Emma Donoghue’s “stray,” a short story collection that switches artfully across many writing styles and narrative voices, tells 14 tales of people who are finding their way home.
Divided into three parts, Donoghue’s collection of short stories is about the world of immigrants, orphans, gold miners and other wandering people. Each story has a different approach in its style and is based on true events Donoghue found in old letters and newspaper articles. Although she fictionalizes her stories by creating the characters and giving them life, it is clear she did not stray outside of the boundaries of what she found in her research — she did not fictionalize real events too much.
Her stories range from an English elephant keeper who prepares himself for a journey to the U.S. with his beast in the late 1800s, a black slave that kills his master and runs away with his master’s wife during the Civil War and a woman who fools an attorney into helping her steal her husband’s fortune in 1735.
But what is more remarkable than Donoghue’s wide range of stories is the vast range of style she uses in telling them. The entire story of “Man and Boy” is written as Matthew Scott’s dialogue with his pet elephant Jumbo, an animal he loves dearly and more than anyone else. In “Last Supper At Brown’s,” Donoghue writes in the first person from the point of view of a slave. Other stories are told through letters between multiple parties. Some of the writing is taken directly, word for word, from old letters Donoghue found in her research.

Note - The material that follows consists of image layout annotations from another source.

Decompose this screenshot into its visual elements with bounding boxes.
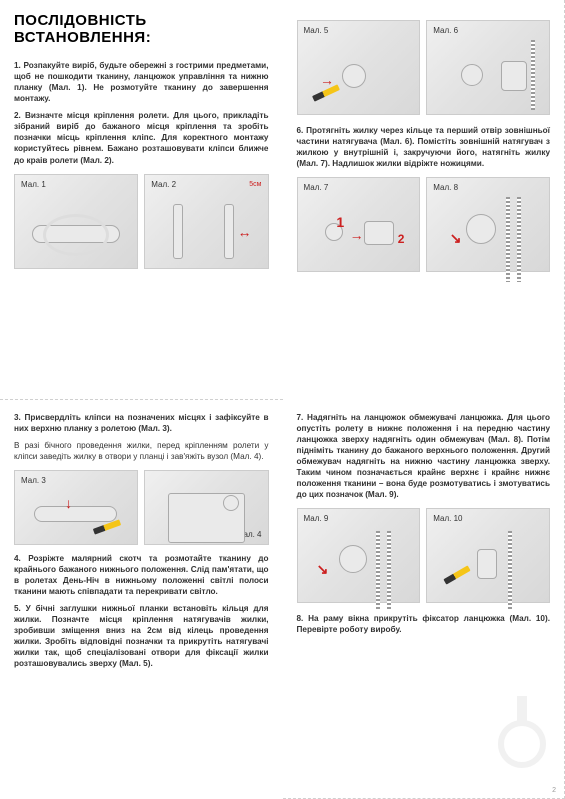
dimension-label: 5см [249,181,261,188]
step-5: 5. У бічні заглушки нижньої планки встан… [14,603,269,669]
step-3: 3. Присвердліть кліпси на позначених міс… [14,412,269,434]
figure-3: Мал. 3 ↓ [14,470,138,545]
arrow-icon: ↓ [65,495,72,511]
arrow-1-icon: 1 [336,214,344,230]
arrow-icon: ↘ [450,230,462,247]
page-number: 2 [552,787,556,794]
figure-7: Мал. 7 1 2 → [297,177,421,272]
figure-1: Мал. 1 [14,174,138,269]
step-1: 1. Розпакуйте виріб, будьте обережні з г… [14,60,269,104]
quadrant-bottom-left: 3. Присвердліть кліпси на позначених міс… [0,400,283,799]
diagram-icon: ↘ [433,192,543,265]
figure-4: Мал. 4 [144,470,268,545]
fig-row-5-6: Мал. 5 → Мал. 6 [297,20,551,115]
diagram-icon [21,189,131,262]
fig-row-1-2: Мал. 1 Мал. 2 5см ↔ [14,174,269,269]
step-3b: В разі бічного проведення жилки, перед к… [14,440,269,462]
figure-5: Мал. 5 → [297,20,421,115]
step-4: 4. Розріжте малярний скотч та розмотайте… [14,553,269,597]
diagram-icon: → [304,35,414,108]
page-title: ПОСЛІДОВНІСТЬ ВСТАНОВЛЕННЯ: [14,12,269,46]
step-2: 2. Визначте місця кріплення ролети. Для … [14,110,269,165]
watermark-icon [498,720,546,768]
fig-row-3-4: Мал. 3 ↓ Мал. 4 [14,470,269,545]
diagram-icon: ↓ [21,485,131,538]
diagram-icon: ↘ [304,523,414,596]
arrow-icon: ↘ [317,561,329,578]
figure-10: Мал. 10 [426,508,550,603]
arrow-icon: → [350,227,364,243]
figure-9: Мал. 9 ↘ [297,508,421,603]
quadrant-bottom-right: 7. Надягніть на ланцюжок обмежувачі ланц… [283,400,565,799]
fig-row-9-10: Мал. 9 ↘ Мал. 10 [297,508,551,603]
fig-row-7-8: Мал. 7 1 2 → Мал. 8 ↘ [297,177,551,272]
quadrant-top-right: Мал. 5 → Мал. 6 6. Протягніть жилку чере… [283,0,565,400]
diagram-icon [433,35,543,108]
diagram-icon: 1 2 → [304,192,414,265]
figure-2: Мал. 2 5см ↔ [144,174,268,269]
figure-8: Мал. 8 ↘ [426,177,550,272]
step-7: 7. Надягніть на ланцюжок обмежувачі ланц… [297,412,551,501]
arrow-icon: → [320,72,334,88]
arrow-2-icon: 2 [398,232,405,246]
diagram-icon: ↔ [151,189,261,262]
step-6: 6. Протягніть жилку через кільце та перш… [297,125,551,169]
quadrant-top-left: ПОСЛІДОВНІСТЬ ВСТАНОВЛЕННЯ: 1. Розпакуйт… [0,0,283,400]
arrow-icon: ↔ [238,224,252,240]
diagram-icon [151,485,261,538]
diagram-icon [433,523,543,596]
figure-6: Мал. 6 [426,20,550,115]
step-8: 8. На раму вікна прикрутіть фіксатор лан… [297,613,551,635]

Each of the three parts in Donoghue’s collection is symbolic for a leg of a journey — beginning, middle and end. The first part is a collection of four stories about the beginnings of a journey, the second a collection of five stories about journeys in transit and the third a collection of five stories about the ending and aftermath of a journey. Donoghue keeps a constant theme of people who are lost, traveling or finding their way.
While her stories are set in the days of Henry David Thoreau and Charles Dickens, she keeps her writing style simple and sweet — she writes about a not-so-modern time in modern style. One of her better pieces that shows this is “The Body Swap,” a story about an undercover agent who infiltrates a gang that breaks into Abraham Lincoln’s tomb in 1876. In this narrative, Donoghue keeps the crime story short and exciting.
A few stories end unsatisfactorily however. On several occasions, Donoghue ends a story at what feels like is the middle or the beginning. Several of her works could have used just two or three more pages to conclude. While she purposely writes only about the beginning of journeys in her first part, this leaves many of the stories without real endings. In part one, only “The Widow’s Curse,” in which a fake widow tricks an attorney into helping her steal her living husband’s fortune, has a complete ending. Other stories, like “Onward” end much less satisfyingly. “Onward” is about an English family who plans to escape their poor life by journeying to the new world, but ends just as the family makes their decision — the reader lacks any idea of the outcome.
Although she chooses to prematurely end a few of her stories, Donoghue is a talented storyteller. Some stories are too short, none are too long and none of her stories bore the reader.
Donoghue’s “Astray” is a well-written collection of short stories that go back and forth between despair and hope. At only 288 pages, her stories work together to tell the complicated narrative of the world’s adventurers faced in a time when the world was still being made by those who journeyed into it.